Objective: Clinical evidence indicates that the Tourette's syndrome (TS) is associated with hyperactivity of the dopaminergic system; however, imaging studies of dopamine transporter (DAT) in TS patients remain controversial. In this study, we aimed to study DAT binding capacities in a relatively larger sample of drug-naive patients with TS in comparison with controlled subjects by (99m)Tc-TRODAT-1 SPECT/CT imaging. We also aimed to look for any possible correlations between DAT and age, disease duration or tic severity of TS, which have not been thoroughly investigated in previous studies. We tried to provide more evidence for the understanding of the physiopathological mechanism of TS from the molecular imaging perspective.
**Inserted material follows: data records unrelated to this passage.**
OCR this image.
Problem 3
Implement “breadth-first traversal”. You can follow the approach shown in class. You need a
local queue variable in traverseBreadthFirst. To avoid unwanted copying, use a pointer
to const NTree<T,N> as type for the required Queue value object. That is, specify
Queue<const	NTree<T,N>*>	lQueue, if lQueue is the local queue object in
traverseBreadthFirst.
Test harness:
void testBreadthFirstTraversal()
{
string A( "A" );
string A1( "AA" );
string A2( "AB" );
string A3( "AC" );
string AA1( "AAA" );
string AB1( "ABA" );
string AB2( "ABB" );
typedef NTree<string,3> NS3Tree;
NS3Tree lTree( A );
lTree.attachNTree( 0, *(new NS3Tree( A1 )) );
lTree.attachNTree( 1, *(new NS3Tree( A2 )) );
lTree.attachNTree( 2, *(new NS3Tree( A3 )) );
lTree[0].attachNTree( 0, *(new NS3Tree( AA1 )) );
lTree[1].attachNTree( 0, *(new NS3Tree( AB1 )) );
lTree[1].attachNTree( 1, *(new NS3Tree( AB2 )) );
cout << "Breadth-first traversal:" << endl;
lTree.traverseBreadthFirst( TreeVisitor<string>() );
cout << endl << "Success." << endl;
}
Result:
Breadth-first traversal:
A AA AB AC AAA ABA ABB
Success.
Methods: Eighteen drug-naive patients with TS and 8 age- and gender-matched healthy subjects were recruited. Severity of TS was measured with Yale Global Tic Severity Scale. Brain SPECT/CT was performed 2.5 h after injection of (99m)Tc-TRODAT-1. Regions of interest were drawn on the striatum including its sub-regions of caudate and putamen. The cerebellum was used as the reference region. DAT uptake ratio was calculated by subtracting the mean counts per pixel in the cerebellum from the mean counts per pixel in the striatum, caudate or putamen and by dividing the result by the mean counts per pixel in the cerebellum. Comparisons of DAT uptake ratios between TS patients and controls, and comparisons in bilateral striatum and sub-regions in TS patients were carried out. Correlation analysis between DAT uptake ratios and clinical data were also conducted.
Results: TS patients showed significantly higher uptake of (99m)Tc-TRODAT-1 in bilateral striatum in comparison with the controls. There was no group-specific preferential lateralization in striatal uptake. DAT uptake ratios were not correlated with age and tic severity scores, but significant negative correlation with disease duration was found.
Conclusions: High level of DAT was demonstrated in drug-naive TS patients compared with normal controls, and it was negatively correlated with TS duration. Therefore, with the extension of the disease duration, certain degree of adaptation might occur in TS patients to compensate for the DAT increase, which suggested that hyper-functional DAT might be involved in the early pathophysiological changes of TS.